White Bear felt knots released in his chest and shoulders. "I was hoping you would see this as I see it."

"I will offer to watch the horses tonight," Iron Knife said. "Come when you are ready, and I will have three picked for you."

Sun Woman said, "If the long knives see you with Yellow Hair and the boy, they will try to shoot you."

White Bear put an arm around her bony shoulders and pulled her to him. "There is danger all around us, Mother. I think those who follow Black Hawk to the north will be safest. Redbird and the children will go that way. I think you should too. Do not try to cross the Great River."

"I have walked enough," said Sun Woman. "My legs ache and my feet are bruised. If I follow Black Hawk, I will end like the old people who sit down by the trail and wait for death."

"I speak as a shaman," White Bear said. "I have a bad feeling about this river crossing."

Sun Woman stood up. "And I speak as a medicine woman.
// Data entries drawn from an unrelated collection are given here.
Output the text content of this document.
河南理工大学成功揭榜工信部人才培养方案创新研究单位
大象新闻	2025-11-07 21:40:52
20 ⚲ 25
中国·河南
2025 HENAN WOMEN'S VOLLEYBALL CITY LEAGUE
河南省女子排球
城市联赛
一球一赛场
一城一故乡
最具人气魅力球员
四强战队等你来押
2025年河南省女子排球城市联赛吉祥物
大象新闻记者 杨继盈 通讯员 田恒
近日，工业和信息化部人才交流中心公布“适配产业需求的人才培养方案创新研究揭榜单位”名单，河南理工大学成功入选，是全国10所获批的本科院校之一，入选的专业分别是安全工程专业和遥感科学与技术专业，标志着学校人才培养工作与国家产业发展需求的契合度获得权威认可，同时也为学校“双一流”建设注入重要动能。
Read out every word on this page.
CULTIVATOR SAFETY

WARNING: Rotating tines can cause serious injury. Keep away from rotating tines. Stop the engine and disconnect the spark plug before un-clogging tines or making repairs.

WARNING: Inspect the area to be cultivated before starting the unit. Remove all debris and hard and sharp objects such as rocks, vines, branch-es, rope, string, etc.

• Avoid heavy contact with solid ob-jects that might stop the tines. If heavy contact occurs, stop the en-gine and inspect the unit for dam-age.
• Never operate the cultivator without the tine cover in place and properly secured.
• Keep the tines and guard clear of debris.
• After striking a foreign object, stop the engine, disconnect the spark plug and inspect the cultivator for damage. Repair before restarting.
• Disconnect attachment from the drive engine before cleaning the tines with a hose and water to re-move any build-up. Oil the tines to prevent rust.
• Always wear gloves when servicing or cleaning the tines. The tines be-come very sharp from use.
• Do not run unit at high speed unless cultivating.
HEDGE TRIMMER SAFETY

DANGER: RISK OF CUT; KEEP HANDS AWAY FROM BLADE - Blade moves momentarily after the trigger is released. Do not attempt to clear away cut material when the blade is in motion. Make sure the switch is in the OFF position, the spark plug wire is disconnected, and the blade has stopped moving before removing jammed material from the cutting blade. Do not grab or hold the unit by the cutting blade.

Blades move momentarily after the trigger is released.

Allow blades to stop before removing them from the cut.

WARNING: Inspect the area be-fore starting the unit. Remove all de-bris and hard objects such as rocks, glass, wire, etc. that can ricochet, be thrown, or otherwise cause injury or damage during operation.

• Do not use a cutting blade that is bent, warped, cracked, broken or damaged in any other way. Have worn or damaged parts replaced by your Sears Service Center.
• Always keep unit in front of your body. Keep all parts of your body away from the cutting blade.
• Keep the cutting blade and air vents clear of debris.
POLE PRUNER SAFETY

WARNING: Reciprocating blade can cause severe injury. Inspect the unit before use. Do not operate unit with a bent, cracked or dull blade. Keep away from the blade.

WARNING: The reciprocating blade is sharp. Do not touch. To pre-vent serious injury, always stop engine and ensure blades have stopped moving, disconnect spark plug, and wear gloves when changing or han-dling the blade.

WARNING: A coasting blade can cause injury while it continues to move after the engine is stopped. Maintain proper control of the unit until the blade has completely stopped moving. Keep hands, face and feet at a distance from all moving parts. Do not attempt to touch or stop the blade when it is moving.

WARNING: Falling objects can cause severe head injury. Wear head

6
I have seen many kinds of death, and I would rather drown or be shot than die little by little of hunger and weariness."

White Bear hugged his mother again. "I know we will meet again in the West," he said. That, as they both knew, could mean across the river or at the other end of the Trail of Souls.

Sun Woman said, "My son, you have made my heart glad. Every day of your life you have walked your path with courage and honor. May you walk the same way always."

Redbird held Sun Woman and Iron Knife, each in turn, for a long time. And after they had gone, White Bear and Redbird went together into the thick woods along the edge of the Great River.